DC should be a state because the people living there deserve representation. The idea that it SHOULDN'T be a state because it will give Democrats two Senate seats is an obviously partisan argument. This was an issue before the Civil War, where every free state admitted to the union had to be balanced with a slave state. So maybe the Republicans should propose splitting a red state in two to give themselves two more seats if maintaining a balance is that important.
beckyromero · 36-40, F
@MarkPaul [quote]Puerto Rico is a territory and should probably be let go with best wishes as a remnant of the USA's empire-building past.[/quote]

With that line of thinking, you'd give California, Arizona, New Mexico and Texas back to Mexico.

Spain gets FLORIDA.

Hawai'i becomes a nation.

Oh, and write to Putin to let him know he gets Alaska back.

Puerto Ricans are AMERICANS.

They're repeatedly shown they favor STATEHOOD over independence.

But Congress has repeatedly concocted three way votes to prevent statehood from winning an outright majority.
MarkPaul · 26-30, M
@beckyromero No. I'm just talking about Puerto Rico.
beckyromero · 36-40, F
@MarkPaul

Puerto Ricans are AMERICANS.

They're repeatedly shown they favor STATEHOOD over independence.
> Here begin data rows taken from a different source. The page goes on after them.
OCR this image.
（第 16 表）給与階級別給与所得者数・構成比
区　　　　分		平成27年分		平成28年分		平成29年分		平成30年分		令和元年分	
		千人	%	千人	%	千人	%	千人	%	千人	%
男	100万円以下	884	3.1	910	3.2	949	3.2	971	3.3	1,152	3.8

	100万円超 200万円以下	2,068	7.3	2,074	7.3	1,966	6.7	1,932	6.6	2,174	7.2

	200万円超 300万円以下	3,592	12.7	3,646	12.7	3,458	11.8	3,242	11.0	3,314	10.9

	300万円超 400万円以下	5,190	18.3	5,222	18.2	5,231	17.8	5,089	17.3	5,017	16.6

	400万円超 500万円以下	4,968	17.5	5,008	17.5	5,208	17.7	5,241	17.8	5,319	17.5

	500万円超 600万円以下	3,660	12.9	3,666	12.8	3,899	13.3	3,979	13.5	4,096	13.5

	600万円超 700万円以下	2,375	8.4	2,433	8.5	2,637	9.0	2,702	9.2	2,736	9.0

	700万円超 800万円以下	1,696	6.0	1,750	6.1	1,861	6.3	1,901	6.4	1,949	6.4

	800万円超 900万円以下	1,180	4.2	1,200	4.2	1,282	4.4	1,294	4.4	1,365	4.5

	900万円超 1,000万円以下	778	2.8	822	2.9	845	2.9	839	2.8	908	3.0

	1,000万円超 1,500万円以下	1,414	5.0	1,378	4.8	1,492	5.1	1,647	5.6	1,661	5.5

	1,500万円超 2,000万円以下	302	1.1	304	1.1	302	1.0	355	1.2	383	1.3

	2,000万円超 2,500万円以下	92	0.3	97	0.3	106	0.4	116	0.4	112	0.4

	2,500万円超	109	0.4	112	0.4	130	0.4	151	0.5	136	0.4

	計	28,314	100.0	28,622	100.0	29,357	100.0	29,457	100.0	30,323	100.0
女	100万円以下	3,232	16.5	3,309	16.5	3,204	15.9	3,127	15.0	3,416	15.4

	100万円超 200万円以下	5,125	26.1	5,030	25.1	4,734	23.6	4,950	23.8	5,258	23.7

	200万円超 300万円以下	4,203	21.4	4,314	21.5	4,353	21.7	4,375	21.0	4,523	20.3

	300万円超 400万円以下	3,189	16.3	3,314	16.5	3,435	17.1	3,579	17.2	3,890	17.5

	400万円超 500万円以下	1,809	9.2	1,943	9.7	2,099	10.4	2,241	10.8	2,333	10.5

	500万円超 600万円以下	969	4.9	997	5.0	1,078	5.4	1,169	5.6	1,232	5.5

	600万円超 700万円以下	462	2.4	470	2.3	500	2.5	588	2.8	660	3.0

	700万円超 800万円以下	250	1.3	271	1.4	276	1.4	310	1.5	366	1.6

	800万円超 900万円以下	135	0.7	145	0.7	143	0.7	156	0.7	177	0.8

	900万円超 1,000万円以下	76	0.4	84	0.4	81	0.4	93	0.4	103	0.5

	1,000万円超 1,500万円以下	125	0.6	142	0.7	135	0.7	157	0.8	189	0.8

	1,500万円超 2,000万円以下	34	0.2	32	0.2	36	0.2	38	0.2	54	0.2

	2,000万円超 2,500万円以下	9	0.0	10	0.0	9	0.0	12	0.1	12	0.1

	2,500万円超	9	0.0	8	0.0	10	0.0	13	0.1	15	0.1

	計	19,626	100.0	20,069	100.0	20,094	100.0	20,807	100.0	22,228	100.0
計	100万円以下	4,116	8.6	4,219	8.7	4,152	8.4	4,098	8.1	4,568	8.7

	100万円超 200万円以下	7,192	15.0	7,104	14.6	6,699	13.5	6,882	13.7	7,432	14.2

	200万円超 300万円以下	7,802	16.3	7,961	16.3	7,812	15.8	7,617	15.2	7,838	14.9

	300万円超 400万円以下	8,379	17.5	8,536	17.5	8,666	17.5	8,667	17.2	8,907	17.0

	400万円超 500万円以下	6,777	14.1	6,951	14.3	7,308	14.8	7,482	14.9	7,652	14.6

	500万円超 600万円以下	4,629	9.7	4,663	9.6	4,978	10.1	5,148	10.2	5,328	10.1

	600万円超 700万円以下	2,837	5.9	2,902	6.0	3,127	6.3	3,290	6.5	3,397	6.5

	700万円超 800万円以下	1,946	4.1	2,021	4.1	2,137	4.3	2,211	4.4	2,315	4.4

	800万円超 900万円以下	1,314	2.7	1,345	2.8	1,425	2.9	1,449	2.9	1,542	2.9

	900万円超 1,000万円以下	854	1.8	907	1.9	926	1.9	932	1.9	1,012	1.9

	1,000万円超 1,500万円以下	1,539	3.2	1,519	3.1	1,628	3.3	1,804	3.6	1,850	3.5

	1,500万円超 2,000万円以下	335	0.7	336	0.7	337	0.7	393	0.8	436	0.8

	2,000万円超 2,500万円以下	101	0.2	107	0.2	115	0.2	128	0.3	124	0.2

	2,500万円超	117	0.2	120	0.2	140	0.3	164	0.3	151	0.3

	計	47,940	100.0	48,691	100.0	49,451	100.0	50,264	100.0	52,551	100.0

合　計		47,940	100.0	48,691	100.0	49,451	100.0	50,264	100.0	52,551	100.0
But Congress has repeatedly concocted three way votes to prevent statehood from winning an outright majority.
MarkPaul · 26-30, M
@beckyromero I never claimed they WEREN'T. Still, I don't see statehood as a win-win.
beckyromero · 36-40, F
@MarkPaul

So how do you defend the comment, "let go with best wishes"?

Puerto Rico isn't the Philippines. The Filipino people WANTED independence. The vast majority of Puerto Ricans do NOT.
MarkPaul · 26-30, M
@beckyromero Look, it's a sticky situation, no doubt. I'm sure they don't want to be set adrift. And, maybe remaining a territory is the best middle-ground solution.
@MarkPaul Manchin won exactly the same way a Republican would win, Money From Koch.
MarkPaul · 26-30, M
@Pitchblue It's why donor money should be banned for all political campaigns and candidates regardless of political parties.
beckyromero · 36-40, F
@MarkPaul [quote]maybe remaining a territory is the best middle-ground solution.[/quote]

And in the meantime Edward Snowden can be Vladimir Putin's guest in Moscow and get a Hawaiian absentee ballot and vote in the U.S. presidential election but Puerto Rican-residing American citizens serving in the U.S. military cannot.
MarkPaul · 26-30, M
@beckyromero That's the nature of being a territory. It's not a recent development. In some states you can vote in an "open primary;" in others you can't. That seems unfair too. In some states you can have the benefit and convenience of early voting; in others you can't. That seems unfair too.